Am 18. November 2025 wurde im Ernst-Happel-Stadion in Wien ein Kapitel österreichischer Fußballgeschichte neu geschrieben. In einem nervenaufreibenden, lange Zeit verkrampften WM-Qualifikationsspiel erkämpfte sich das österreichische Nationalteam gegen Bosnien-Herzegowina ein 1:1-Unentschieden – ein Punkt, der genügte, um das Ticket zur FIFA Weltmeisterschaft 2026 zu lösen. Es ist die erste WM-Teilnahme Österreichs seit 1998.
Die Ausgangslage war klar – und druckvoll: Ein Remis würde reichen, eine Niederlage hätte den Umweg über die Play-offs bedeutet. Vor ausverkauftem Haus war von Beginn an spürbar, was auf dem Spiel stand. Österreich übernahm früh die Initiative, dominierte Ballbesitz und Spieltempo, tat sich jedoch schwer, gegen die tief stehenden Gäste klare Chancen herauszuspielen.
Bosnien präsentierte sich effizient. In der 12. Minute nutzte Haris Tabaković eine Standardsituation zur Führung – ein früher Wirkungstreffer, der die ohnehin vorhandene Nervosität im österreichischen Spiel noch verstärkte. Trotz klarer spielerischer Vorteile fehlte es dem ÖFB-Team in der Folge an Durchschlagskraft im letzten Drittel.
Die Hausherren erhöhten gegen Ende der ersten Halbzeit den Druck. Abschlüsse von Seiwald und Sabitzer brachten Gefahr, der Ausgleich lag in der Luft. Als Konrad Laimer schließlich traf, explodierte das Stadion – doch der Jubel währte nur kurz. Nach VAR-Überprüfung wurde der Treffer wegen eines vorangegangenen Fouls aberkannt. Österreich ging mit einem bitteren Rückstand in die Pause.
Nach dem Seitenwechsel zeigte sich ein anderes Bild – zumindest in der Haltung. Österreich kam mit Entschlossenheit zurück, schnürte Bosnien über weite Strecken in der eigenen Hälfte ein und drängte auf den Ausgleich. Die Gäste kamen kaum noch zu Entlastung, verteidigten jedoch weiterhin kompakt und diszipliniert.

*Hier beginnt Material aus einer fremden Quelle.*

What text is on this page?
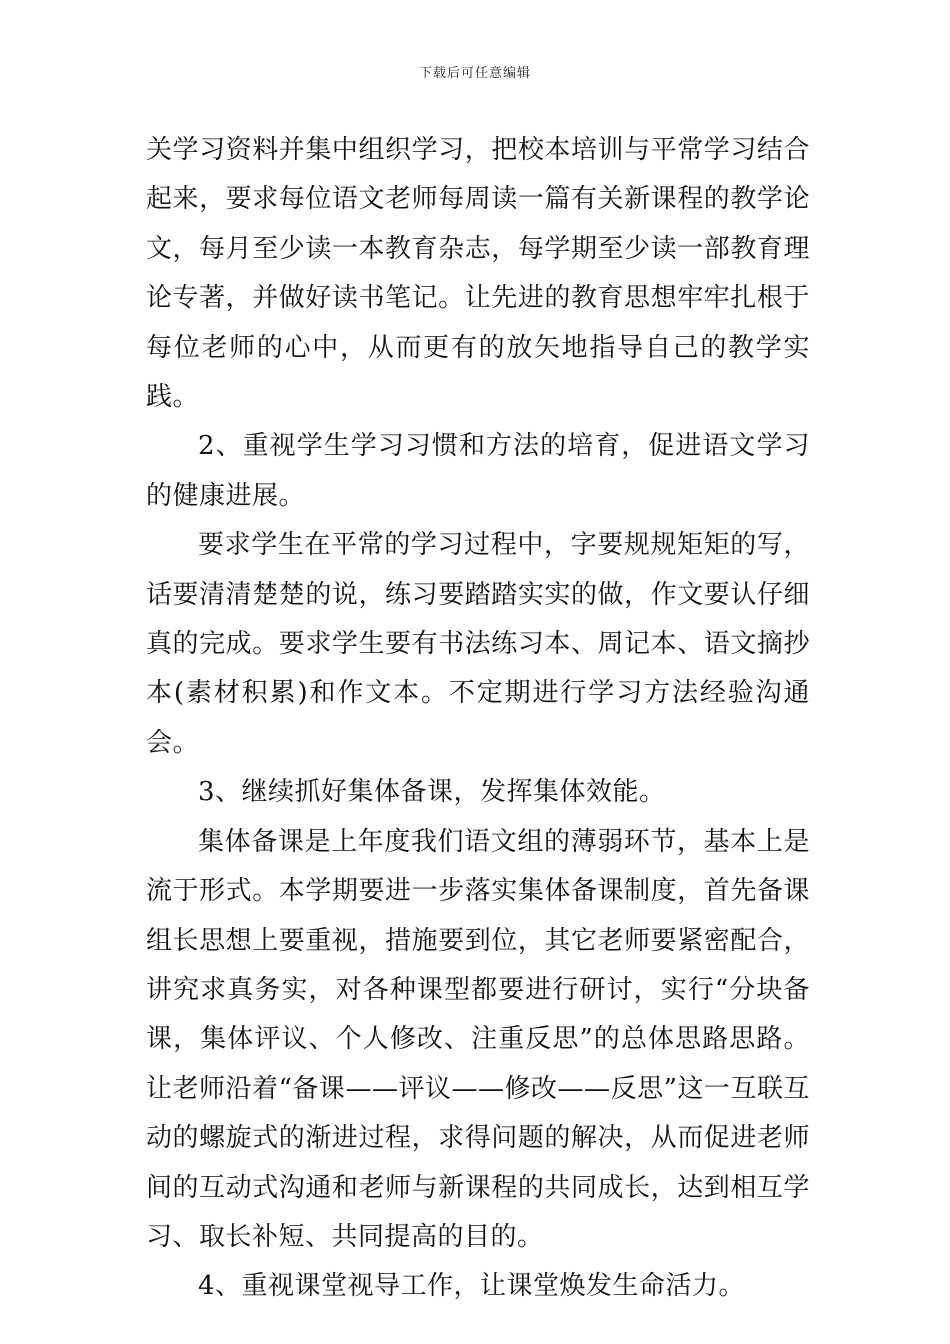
下载后可任意编辑

关学习资料并集中组织学习，把校本培训与平常学习结合起来，要求每位语文老师每周读一篇有关新课程的教学论文，每月至少读一本教育杂志，每学期至少读一部教育理论专著，并做好读书笔记。让先进的教育思想牢牢扎根于每位老师的心中，从而更有的放矢地指导自己的教学实践。

2、重视学生学习习惯和方法的培育，促进语文学习的健康进展。

要求学生在平常的学习过程中，字要规规矩矩的写，话要清清楚楚的说，练习要踏踏实实的做，作文要认仔细真的完成。要求学生要有书法练习本、周记本、语文摘抄本(素材积累)和作文本。不定期进行学习方法经验沟通会。

3、继续抓好集体备课，发挥集体效能。

集体备课是上年度我们语文组的薄弱环节，基本上是流于形式。本学期要进一步落实集体备课制度，首先备课组长思想上要重视，措施要到位，其它老师要紧密配合，讲究求真务实，对各种课型都要进行研讨，实行“分块备课，集体评议、个人修改、注重反思”的总体思路思路。让老师沿着“备课——评议——修改——反思”这一互联互动的螺旋式的渐进过程，求得问题的解决，从而促进老师间的互动式沟通和老师与新课程的共同成长，达到相互学习、取长补短、共同提高的目的。

4、重视课堂视导工作，让课堂焕发生命活力。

Teamchef Ralf Rangnick reagierte, brachte frische Kräfte – und bewies ein glückliches Händchen. Mit zunehmender Spieldauer wurde der Druck erdrückend, das Happel-Oval spürbar unruhiger. Dann, in der 77. Minute, fiel der Moment, auf den ganz Fußball-Österreich gehofft hatte: Nach einer Flanke von Sabitzer und einer unübersichtlichen Szene im Strafraum war es Michael Gregoritsch, der goldrichtig stand und den Ball aus kurzer Distanz kompromisslos im Netz unterbrachte.
Der Ausgleich war mehr als ein Tor – er war Erlösung. Die letzten Minuten gehörten dem Willen, der Konzentration und der kollektiven Entschlossenheit. Bosnien fand kein Mittel mehr, Österreich brachte den entscheidenden Punkt kontrolliert über die Zeit. Kurz vor Schluss bot sich Gregoritsch sogar noch die Chance auf den Siegtreffer, doch auch ohne diesen war klar: Das große Ziel war erreicht.
Mit diesem Remis beendet Österreich eine 28-jährige WM-Durststrecke. Ein Abend, der weniger durch spielerischen Glanz als durch Mentalität, Geduld und Zusammenhalt geprägt war – und gerade deshalb in Erinnerung bleiben wird. Der Blick richtet sich nun auf Dezember, wenn die Gruppenauslosung für die WM 2026 erfolgt. Doch an diesem Abend war all das nebensächlich.
Österreich ist zurück auf der größten Bühne des Weltfußballs.